Agility Equipment for Home Use

Weave Poles

If your goal is to be successful in agility competition, it’s almost imperative to have the ability to train at home. Training once a week at the training center is definitely not enough for your dog to become proficient in weaves, for example – at least not within a reasonable length of time (reasonable for most people, that is).

I believe that all serious agility addicts need the following equipment, at a minimum:

Absolute:

  • Set of 12 weave poles
  • 6 bar jumps

Very nice to have:

  • more bar jumps
  • 15-foot tunnel
  • one contact obstacle, probably the teeter

and then anything goes after that.

So your investment doesn’t have to be huge, and if you stick with the “absolute” and “very nice” categories you won’t have to move a lot of heavy stuff every week to mow.

You’ll also be able to take your equipment “on the road” with you if it consists only of jumps and weaves. It’s nice to be able to drive to a local park or school and practice in a new and different place, so your dog can learn to generalize playing agility to different locations.

How to acquire equipment

Your options, of course, are to (1) make your own or (2) buy it somewhere — oh, and (3) ask Santa. Some obstacles (especially jumps) are pretty simple to make, and kind of fun. On the other end of the spectrum, you probably cannot make your own tunnel, and the contact equipment can be pretty involved. The best of it is made with welded aluminum and synthetic planks (light-weight, durable, low maintenance). You certainly can make backyard equipment using painted planks on sawhorses; just take extreme care to make it solid enough to hold your dog when he’s running on it, and using treated lumber will save you much heartache and maintenance.

Weave poles

Cheap and easy approaches:

  • “Step-on” plastic fence posts from some co-ops and Tractor Supply Company, possibly Home Depot. These have a 4-6″-long spike at the bottom that can be stuck into the ground. The plastic post works nicely as a weave pole (keeping the extrusions pointed outward, of course).
  • 18″ Rebar stuck into the ground about 6″ with PVC pipe slipped over top of it.

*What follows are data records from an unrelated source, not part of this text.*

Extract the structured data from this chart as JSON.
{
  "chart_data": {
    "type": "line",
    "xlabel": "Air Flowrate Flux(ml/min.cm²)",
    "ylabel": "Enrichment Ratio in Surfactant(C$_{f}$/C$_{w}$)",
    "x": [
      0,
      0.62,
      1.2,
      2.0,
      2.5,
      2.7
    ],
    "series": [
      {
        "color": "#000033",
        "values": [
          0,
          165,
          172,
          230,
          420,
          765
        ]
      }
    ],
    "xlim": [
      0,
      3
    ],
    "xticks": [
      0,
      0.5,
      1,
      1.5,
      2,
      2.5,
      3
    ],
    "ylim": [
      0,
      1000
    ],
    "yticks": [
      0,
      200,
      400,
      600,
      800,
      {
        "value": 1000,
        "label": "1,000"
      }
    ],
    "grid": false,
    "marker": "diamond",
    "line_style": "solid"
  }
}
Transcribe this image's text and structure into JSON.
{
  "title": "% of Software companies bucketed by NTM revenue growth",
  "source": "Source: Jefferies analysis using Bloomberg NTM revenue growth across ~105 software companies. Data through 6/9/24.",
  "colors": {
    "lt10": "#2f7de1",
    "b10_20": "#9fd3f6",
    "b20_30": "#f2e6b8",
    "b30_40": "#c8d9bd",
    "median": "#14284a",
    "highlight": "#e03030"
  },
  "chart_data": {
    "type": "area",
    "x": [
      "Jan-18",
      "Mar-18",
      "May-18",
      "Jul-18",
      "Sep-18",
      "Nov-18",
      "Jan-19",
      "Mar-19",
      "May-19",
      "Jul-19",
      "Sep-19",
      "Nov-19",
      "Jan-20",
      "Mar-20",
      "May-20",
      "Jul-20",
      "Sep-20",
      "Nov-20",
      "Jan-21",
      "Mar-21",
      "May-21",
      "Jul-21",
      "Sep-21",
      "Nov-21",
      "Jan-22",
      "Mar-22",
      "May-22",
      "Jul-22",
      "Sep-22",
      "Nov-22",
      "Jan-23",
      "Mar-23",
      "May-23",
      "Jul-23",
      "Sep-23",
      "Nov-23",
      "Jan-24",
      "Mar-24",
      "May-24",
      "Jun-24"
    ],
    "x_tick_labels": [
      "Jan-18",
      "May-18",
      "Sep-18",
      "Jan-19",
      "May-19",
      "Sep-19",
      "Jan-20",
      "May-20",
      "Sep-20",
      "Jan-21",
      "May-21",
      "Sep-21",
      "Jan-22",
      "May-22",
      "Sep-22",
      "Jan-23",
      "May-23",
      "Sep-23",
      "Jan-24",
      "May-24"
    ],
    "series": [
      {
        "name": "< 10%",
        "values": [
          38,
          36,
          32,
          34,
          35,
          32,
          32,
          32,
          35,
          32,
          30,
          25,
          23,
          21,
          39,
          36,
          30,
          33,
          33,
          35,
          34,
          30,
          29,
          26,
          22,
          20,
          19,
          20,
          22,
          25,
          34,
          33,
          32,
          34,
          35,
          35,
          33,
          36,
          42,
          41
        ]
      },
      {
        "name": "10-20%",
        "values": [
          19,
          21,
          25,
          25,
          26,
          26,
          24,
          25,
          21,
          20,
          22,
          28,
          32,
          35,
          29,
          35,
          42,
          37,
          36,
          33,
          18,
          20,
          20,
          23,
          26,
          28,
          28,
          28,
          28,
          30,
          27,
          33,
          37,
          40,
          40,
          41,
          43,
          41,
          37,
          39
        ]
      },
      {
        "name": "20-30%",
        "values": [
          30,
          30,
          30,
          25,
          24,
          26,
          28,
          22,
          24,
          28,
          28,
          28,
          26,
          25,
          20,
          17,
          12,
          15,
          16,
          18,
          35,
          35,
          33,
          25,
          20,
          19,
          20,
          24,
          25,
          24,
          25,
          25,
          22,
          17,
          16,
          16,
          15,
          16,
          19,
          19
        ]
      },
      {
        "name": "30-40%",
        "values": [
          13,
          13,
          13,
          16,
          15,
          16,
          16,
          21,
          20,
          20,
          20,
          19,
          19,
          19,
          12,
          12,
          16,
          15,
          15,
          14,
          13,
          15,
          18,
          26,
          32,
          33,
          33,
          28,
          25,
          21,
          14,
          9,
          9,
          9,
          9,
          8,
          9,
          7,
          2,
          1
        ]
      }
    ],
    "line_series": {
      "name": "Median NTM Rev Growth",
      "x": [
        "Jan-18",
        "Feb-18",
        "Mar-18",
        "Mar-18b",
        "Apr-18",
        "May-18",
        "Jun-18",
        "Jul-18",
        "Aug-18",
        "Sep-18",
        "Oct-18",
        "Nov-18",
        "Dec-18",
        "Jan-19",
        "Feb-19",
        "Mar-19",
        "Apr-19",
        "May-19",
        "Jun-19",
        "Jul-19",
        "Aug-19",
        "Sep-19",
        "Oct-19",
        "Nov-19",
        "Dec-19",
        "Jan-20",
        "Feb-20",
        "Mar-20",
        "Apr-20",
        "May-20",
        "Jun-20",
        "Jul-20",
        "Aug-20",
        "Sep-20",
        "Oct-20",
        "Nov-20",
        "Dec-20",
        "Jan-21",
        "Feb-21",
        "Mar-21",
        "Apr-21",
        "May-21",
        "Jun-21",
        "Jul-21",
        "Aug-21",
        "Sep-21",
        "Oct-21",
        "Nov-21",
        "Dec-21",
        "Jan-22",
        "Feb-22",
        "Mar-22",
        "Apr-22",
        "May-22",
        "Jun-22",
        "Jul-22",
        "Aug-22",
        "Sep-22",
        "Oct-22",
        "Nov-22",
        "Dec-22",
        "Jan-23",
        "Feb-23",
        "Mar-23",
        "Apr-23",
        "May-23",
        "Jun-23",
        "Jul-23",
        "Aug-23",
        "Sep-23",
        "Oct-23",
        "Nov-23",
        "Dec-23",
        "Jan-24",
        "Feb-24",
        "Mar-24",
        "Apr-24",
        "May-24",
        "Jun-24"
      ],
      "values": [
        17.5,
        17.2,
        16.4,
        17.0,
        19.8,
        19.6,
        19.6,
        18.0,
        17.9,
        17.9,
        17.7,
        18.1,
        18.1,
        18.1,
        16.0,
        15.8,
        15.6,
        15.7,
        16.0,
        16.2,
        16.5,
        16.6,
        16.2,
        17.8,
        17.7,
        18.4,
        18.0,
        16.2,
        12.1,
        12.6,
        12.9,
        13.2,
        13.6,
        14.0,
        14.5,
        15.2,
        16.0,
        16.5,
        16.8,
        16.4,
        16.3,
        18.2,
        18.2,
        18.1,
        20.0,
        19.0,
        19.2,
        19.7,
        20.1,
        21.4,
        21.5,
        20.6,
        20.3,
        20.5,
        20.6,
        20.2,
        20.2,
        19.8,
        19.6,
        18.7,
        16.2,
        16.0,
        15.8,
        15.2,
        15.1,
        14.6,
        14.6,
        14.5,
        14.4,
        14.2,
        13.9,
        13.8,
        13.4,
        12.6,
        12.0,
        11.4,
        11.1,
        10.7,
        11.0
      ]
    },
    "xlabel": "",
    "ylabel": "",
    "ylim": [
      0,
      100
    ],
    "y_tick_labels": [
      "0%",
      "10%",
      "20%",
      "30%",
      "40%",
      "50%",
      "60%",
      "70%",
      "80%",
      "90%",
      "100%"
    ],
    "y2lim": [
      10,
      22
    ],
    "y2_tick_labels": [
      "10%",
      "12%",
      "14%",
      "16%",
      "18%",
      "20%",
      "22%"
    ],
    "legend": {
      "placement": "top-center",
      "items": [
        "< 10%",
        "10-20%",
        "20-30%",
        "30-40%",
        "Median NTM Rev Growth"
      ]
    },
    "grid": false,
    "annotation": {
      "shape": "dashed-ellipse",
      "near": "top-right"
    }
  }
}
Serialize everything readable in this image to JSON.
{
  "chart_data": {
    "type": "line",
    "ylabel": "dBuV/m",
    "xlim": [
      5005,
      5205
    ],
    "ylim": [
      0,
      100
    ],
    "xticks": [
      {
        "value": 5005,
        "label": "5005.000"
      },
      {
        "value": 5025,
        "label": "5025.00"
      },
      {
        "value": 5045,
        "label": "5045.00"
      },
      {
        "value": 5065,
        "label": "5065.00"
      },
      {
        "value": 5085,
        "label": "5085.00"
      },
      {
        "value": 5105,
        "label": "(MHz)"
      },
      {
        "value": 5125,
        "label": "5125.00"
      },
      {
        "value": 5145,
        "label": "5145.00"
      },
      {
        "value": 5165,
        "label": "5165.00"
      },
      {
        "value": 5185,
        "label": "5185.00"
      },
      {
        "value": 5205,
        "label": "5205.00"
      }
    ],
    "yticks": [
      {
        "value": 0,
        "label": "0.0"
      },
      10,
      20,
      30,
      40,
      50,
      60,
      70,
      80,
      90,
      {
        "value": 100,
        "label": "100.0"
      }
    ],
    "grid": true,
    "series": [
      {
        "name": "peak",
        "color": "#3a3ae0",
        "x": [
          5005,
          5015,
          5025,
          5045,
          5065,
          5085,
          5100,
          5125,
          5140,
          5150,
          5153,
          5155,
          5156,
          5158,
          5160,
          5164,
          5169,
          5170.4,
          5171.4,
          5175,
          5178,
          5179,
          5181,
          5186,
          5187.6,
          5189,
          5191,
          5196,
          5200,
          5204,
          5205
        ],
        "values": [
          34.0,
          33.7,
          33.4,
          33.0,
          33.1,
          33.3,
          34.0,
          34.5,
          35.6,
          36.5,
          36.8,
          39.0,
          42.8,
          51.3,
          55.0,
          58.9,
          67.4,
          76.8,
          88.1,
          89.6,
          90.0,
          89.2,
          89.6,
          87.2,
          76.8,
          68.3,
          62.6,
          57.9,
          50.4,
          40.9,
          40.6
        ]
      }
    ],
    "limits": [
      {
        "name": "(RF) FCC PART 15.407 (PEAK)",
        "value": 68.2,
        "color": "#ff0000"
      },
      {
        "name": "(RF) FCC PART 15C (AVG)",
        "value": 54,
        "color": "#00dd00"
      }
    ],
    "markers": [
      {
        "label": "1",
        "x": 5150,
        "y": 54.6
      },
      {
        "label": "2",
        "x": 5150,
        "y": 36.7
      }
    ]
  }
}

The above two types of “stick-in-the-ground” weave poles can be used as straight-up poles, angled like “Weave-A-Matics” (WAMs) or placed in a channel fashion:

Channel weaves

Channel weave poles

(dog runs between them and you can gradually narrow the channel between the rows of poles)

The spacing between weave poles is ideally 22-24″ (with most organizations using 24″ spacing). You can use a piece of wood trim or molding with lines marked every 24″ to help keep the poles straight and properly spaced. For this guide, 8′ should be long enough; you just keep sliding it along as you insert the poles into the ground.

The disadvantage of this type of poles is the inability to use them at some times of the year (ground frozen in winter, concrete-hard in summer). Also, with hard-driving dogs you have to reset them frequently. But they are cheap and do work nicely when the ground cooperates.

You can purchase weave poles from various sources

MAD Agility Equipment http://www.madagility.com/
In Pennsylvania but they frequently provide equipment for local trials, so you can order up front and pick up at a trial (saves on shipping!). They often sell the equipment they used at the trial at the end of a trial at a discount. They sell straight-up poles, channel weaves, and 2 x 2 weaves (another article coming on this).

Stick-in-the-ground weaves from Affordable Agility
Affordable Agility sells online: PVC weave sets that work great for small dogs or dogs that don’t push the poles too hard. They also carry straight-up poles with metal bases AND PVC stick-in-the-ground poles (left). These work fine for teaching by the 2 x 2 method. You can also purchase a “tape” with holes/grommets at 24″ intervals to show where to place your stick-in-the-ground poles. I believe they also have adjustable channel weaves (all PVC).